Sostiene Rubbia: «Anche se non c’è forma di energia senza pericoli, (basta pensare alla tragedia del Vajont), quelli associati a una diffusione planetaria del nucleare non sono da sottovalutare e vanno affrontati di concerto tra politica, scienza e opinione pubblica. Ecco il motivo per cui io sono prudente. Vedo una soluzione soltanto, si chiama ricerca e sviluppo. Il mondo sta lavorando. In Cina, in Corea c’è un grande fermento culturale e scientifico. In Europa la Germania, la Finlandia, la Svezia e anche l’Inghilterra stanno facendo molto bene sia dentro le università sia a livello politico. L’Italia non ha neppure un piano energetico e investe nello studio di nuove fonti di energia una quota irrisoria del Pil».
Veronesi: «La piaga della ricerca italiana è profonda perché nasce da una cultura scientifica temuta e dimenticata. Una cultura che si trasforma in atti di sfiducia della politica nella capacità degli scienziati di contribuire a risolvere i grandi problemi sociali».
Rubbia: «Ciò che inchioda questo Paese è l’immobilismo. Dovremmo domandare ai nostri figli che cosa vogliono per il loro futuro. Perché nessuno lo fa?... È un preciso dovere del mondo politico ed economico creare le premesse per dare alle giovani generazioni questa possibilità di esprimersi».
Veronesi: «Non dobbiamo entrare nella spirale dell’ansia da inquinamento.

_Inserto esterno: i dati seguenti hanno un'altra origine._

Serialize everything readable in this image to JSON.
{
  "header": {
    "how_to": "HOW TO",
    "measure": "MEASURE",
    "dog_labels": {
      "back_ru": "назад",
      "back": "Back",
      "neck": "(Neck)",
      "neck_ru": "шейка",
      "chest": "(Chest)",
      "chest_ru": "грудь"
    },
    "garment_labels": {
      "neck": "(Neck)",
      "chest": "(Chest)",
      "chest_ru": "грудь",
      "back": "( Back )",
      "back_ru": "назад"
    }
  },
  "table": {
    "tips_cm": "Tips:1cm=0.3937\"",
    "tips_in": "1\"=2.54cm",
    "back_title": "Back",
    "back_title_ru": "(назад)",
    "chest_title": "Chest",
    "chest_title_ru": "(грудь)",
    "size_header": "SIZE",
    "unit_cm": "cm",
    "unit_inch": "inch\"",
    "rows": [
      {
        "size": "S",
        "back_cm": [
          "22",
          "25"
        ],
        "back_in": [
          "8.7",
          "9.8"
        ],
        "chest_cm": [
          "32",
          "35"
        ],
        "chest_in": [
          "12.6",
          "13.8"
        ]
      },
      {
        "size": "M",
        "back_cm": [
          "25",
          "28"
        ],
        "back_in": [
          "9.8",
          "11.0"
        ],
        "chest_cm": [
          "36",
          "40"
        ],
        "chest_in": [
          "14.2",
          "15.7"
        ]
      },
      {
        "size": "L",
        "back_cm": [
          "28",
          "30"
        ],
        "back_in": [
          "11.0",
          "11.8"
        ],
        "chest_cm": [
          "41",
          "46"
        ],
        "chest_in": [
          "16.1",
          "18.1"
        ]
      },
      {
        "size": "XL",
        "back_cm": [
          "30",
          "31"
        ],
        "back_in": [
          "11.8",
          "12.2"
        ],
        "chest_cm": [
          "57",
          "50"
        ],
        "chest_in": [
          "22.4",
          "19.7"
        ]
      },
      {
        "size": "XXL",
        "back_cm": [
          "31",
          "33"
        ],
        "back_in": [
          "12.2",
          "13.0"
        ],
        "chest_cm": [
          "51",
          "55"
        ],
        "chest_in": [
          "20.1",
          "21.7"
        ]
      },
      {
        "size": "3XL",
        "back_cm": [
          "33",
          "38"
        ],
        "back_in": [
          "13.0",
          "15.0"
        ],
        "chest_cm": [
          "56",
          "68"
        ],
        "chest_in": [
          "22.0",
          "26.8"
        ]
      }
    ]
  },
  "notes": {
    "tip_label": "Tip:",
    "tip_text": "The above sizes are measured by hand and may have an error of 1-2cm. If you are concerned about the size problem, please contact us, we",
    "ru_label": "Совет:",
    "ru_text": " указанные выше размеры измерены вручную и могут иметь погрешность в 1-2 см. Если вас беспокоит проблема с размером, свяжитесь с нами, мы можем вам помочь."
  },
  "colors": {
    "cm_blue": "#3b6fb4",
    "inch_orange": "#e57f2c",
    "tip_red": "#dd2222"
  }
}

Altrimenti non dovremmo respirare all’aperto per le polveri sottili, non fiatare in casa per la formaldeide e l’inquinamento domestico, non coltivare la frutta per i pesticidi, non mangiare per le sostanze tossiche, non produrre beni di consumo per le sostanze chimiche, non telefonare con i cellulari per le radiazioni al cervello... Dobbiamo rinunciare a esistere? Credo sia inutile sparare ad alzo zero».
Rubbia: «Entro la fine di questo secolo la temperatura della terra non dovrà aumentare più di due gradi. Ci salveremo solo se cambieremo il nostro modo di produrre energia».